1a.Objectives (from AD-416):
The objective of this cooperative research project is to design tools to process and annotate livestock genome sequences, including gene expression data, single nucleotide polymorphisms for breed specific Haplotype map development and also support the on-going genomic selection, genome-wide association analysis and QTL fine mapping projects.
1b.Approach (from AD-416):
Software will be developed or adapted for use in annotating whole genome sequence data being generated as part of international collaborations that include ARS, including gene prediction, use of comparative mapping information, and identifying novel genetic markers (polymorphisms) and positional candidate genes. Emphasis should be given to problems specific to post-analysis of the bovine genome sequencing project, as BFGL is leading those efforts and development of tools with wide utility for the community is a priority. Tools will be developed or adopted to quickly identify positional candidate genes from QTL map position integration with signatures of selection, gene expression and breed specific polymorphism information. Methods for comparison of genetic variation in coding genes between sub-species of cattle need to be investigated.

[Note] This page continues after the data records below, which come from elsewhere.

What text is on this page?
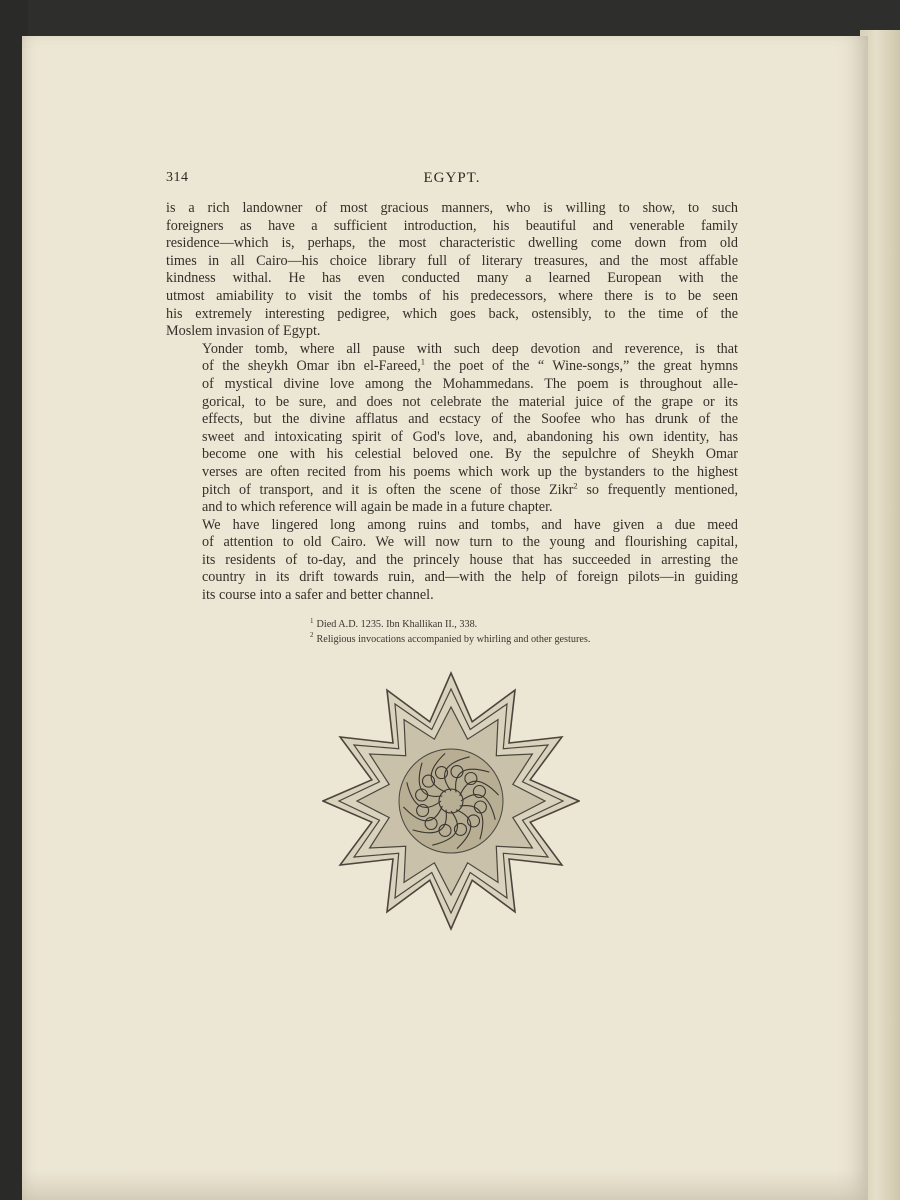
314	EGYPT.
is a rich landowner of most gracious manners, who is willing to show, to such
foreigners as have a sufficient introduction, his beautiful and venerable family
residence—which is, perhaps, the most characteristic dwelling come down from old
times in all Cairo—his choice library full of literary treasures, and the most affable
kindness withal. He has even conducted many a learned European with the
utmost amiability to visit the tombs of his predecessors, where there is to be seen
his extremely interesting pedigree, which goes back, ostensibly, to the time of the
Moslem invasion of Egypt.
Yonder tomb, where all pause with such deep devotion and reverence, is that
of the sheykh Omar ibn el-Fareed,$^1$ the poet of the “ Wine-songs,” the great hymns
of mystical divine love among the Mohammedans. The poem is throughout alle-
gorical, to be sure, and does not celebrate the material juice of the grape or its
effects, but the divine afflatus and ecstacy of the Soofee who has drunk of the
sweet and intoxicating spirit of God's love, and, abandoning his own identity, has
become one with his celestial beloved one. By the sepulchre of Sheykh Omar
verses are often recited from his poems which work up the bystanders to the highest
pitch of transport, and it is often the scene of those Zikr$^2$ so frequently mentioned,
and to which reference will again be made in a future chapter.
We have lingered long among ruins and tombs, and have given a due meed
of attention to old Cairo. We will now turn to the young and flourishing capital,
its residents of to-day, and the princely house that has succeeded in arresting the
country in its drift towards ruin, and—with the help of foreign pilots—in guiding
its course into a safer and better channel.
$^1$ Died A.D. 1235. Ibn Khallikan II., 338.
$^2$ Religious invocations accompanied by whirling and other gestures.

The cooperators received data from 48 million SNP discovered through sequencing 60 animals on a next generation sequence platform and ran these SNP through a series of bioinformatic tools to annotate the SNP. The 48,620,857 SNPs were functionally annotated using ANNOVAR, a genetic variant annotation program that is fast enough to annotate millions of SNPs on a desktop computer. More than 9,000 stop gain and loss codon mutations were identified. This result signified there were a number of false positive SNP in the dataset, so the SNP discovery analysis was rerun by ARS scientists. The cooperators submitted a written report of the initial findings using the flawed dataset.